De acuerdo con los primeros estoicos (Zenón, Cleantes y Crisipo) el mundo está formado por los cuatro elementos (fuego, aire, agua, tierra). Pero estos cuatro elementos, a su vez, provienen de un fuego primigenio o proto fuego, aquel pricipio racional que crea, ordena y mantiene a todo el cosmos -no olvidemos que, para los estoicos, "Dios es otro modo de ser de la materia"-. Así, el fuego es el principio creador que condensa al universo, es el Logos inmanente y, como tal, está en cada cosa. 

Diógenes Laercio (VII 142), parrafraseando a Zenón, dice que "El universo nace cuando, a partir del fuego, la sustancia se transforma en humedad a través del aire. Luego, la parte espesa de éste, al condensarse, acaba por producir la tierra, y su parte ligera se vuelve aire; y éste, al tornarse más ligero todavía engendra el fuego.
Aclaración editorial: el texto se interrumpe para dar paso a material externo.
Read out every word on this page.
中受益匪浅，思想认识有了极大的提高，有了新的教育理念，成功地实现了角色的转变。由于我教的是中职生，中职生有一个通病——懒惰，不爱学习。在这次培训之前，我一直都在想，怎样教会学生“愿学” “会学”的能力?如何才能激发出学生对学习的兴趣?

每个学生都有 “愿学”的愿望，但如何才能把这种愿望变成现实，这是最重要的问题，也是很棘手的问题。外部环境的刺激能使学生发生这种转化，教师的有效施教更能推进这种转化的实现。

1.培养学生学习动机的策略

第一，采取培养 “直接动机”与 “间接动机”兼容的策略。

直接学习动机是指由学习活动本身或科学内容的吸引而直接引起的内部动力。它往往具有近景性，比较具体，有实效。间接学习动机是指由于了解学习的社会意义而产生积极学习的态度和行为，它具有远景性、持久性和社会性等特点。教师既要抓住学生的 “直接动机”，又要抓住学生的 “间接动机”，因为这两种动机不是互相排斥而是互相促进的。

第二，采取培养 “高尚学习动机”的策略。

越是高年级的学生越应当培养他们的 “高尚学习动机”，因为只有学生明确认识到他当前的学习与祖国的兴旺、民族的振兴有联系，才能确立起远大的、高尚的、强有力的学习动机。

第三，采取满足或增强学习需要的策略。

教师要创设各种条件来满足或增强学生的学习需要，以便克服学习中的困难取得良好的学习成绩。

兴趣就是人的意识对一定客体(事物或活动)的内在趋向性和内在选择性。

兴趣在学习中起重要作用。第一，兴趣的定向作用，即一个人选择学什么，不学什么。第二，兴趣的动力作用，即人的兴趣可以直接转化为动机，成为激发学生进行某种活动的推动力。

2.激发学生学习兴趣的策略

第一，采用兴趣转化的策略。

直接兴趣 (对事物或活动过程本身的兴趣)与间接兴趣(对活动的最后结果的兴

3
Después, al mezclarse, de ellos nacen plantas, animales y otros géneros [de entes]". 

Si así se crea el mundo, ¿cómo se "destruye"? Más que destruirse, se transforma -sí, como la materia y la energía, energía que aquí es material-.  En efecto, llega un momento determinado y cíclico en que todo se transforma en fuego. Esto lo explica muy bien Nemesio en su De natura hominis (38. 111, 14-112, 3): 

Dicen los estoicos que cuando los planetas regresan al mismo signo celeste (en largura y anchura) donde cada uno se encontraba originalmente al momento en que el mundo se formó, [entonces], en periodos de tiempo determinados, [los planetas] causan de nuevo la conflagración y destrucción de los seres que existen. Nuevamente el mundo vuelve al mismo estado que tenía al inicio y, cuando las estrellas se mueven de nuevo de la misma manera, cada uno de los seres que surgieron en los periodos pasados cumple con su cometido de manera indiscernible.

En efecto, Sócrates y Platón existirán de nuevo, y así mismo cada uno de los seres humanos, con los mismos amigos y conciudadanos: sufrirán las mismas cosas, encontrarán las mismas cosas, y pondrán su mano sobre las mismas cosas; y cada ciudad, pueblo y pedazo de tierra serán reconstruidos. La reconstrucción de todo sucede, no una vez, sino muchas, más bien, los mismos seres son reconstruidos un número infinito de veces y sin fin. No estando sujetos a ser destruidos, los dioses, gracias a su entendimiento de este periodo, conocen apartir de él, todo lo que será en los periodos subsecuentes.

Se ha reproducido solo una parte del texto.